Tuesday, November 9, 2010

QE2: Fed pulls the trigger

The bond purchases aimed at stimulating the economy -- a policy known as quantitative easing -- will total up to $900 billion and be completed by the end of the third quarter of 2011.

Ever since the Fed first signaled back in August that it was considering a second round of monetary stimulus, dubbed QE2, investors have been preoccupied with speculating on how much the Fed would buy.

Now the verdict is in, and is roughly in line with forecasts. Mainstream estimates had predicted a total between $500 billion and $1 trillion.

"It was all largely as expected," said Calvin Sullivan, chief strategy officer at Morgan Keegan. "The markets are responding as one would expect."

Stocks seesawed between gains and losses, as investors digested the news. The real surprise was in the bond market, where yields on the longer term 10-year and 30-year rose, after traders realized the Fed's plan called for 91% of its purchases at shorter maturities than expected.

Read the Fed statement

The Fed also reiterated its bearish view on the stalling economy, saying "the pace of recovery in output and employment continues to be slow."
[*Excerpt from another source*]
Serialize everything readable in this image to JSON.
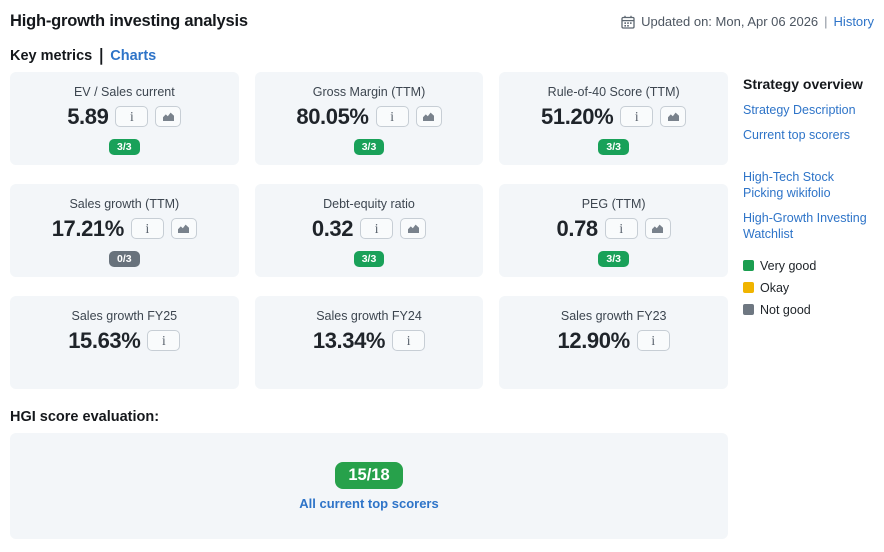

Amid sluggish consumer spending, businesses have been reluctant to hire and the economy has grown at a snail's pace. At the same time, inflation is dangerously low, causing some economists to warn that the United States may even be flirting with deflation -- a debilitating drop-off in prices and demand.

The Fed has already kept the federal funds rate, a benchmark for interest rates on a variety of consumer and business loans, at historic lows near zero since December 2008. The Fed said Wednesday that it would continue to hold the rate at "exceptionally low levels" for an "extended period."

The federal funds rate is the central bank's key tool to spur the economy and a low rate is thought to encourage spending by making it cheaper to borrow money.

When already low rates failed to get consumers and businesses to spend, the Fed decided to resort to the more unconventional tool of quantitative easing, to lower interest rates even further.

But critics of QE2, including some Fed members, believe that too much monetary stimulus might lead to runaway inflation that could derail the economy, or future asset bubbles that could endanger economic stability over the long term.

The most outspoken voting member of the Fed, Kansas City Fed President Thomas Hoenig, was once again the lone dissent among policymakers, saying he believed the risks of additional securities purchases outweighed the benefits.

Other opponents have argued that it simply won't work. The Fed already made nearly $2 trillion in similar purchases during the Great Recession, and current low interest rates have not jolted spending, they say.

"I don't think this is going to make any difference at all," said Paul Ashworth, senior U.S. economist with Capitol Economics, who feels the plan is too small. "This is a slippery slope. Once you're on it, it's very hard to get off."

He predicts a repeat of what happened with the first round of quantitative easing two years ago. The Fed initially announced a $600 billion program in November 2008, but then four months later, increased that to $1.8 trillion, when it wasn't enough.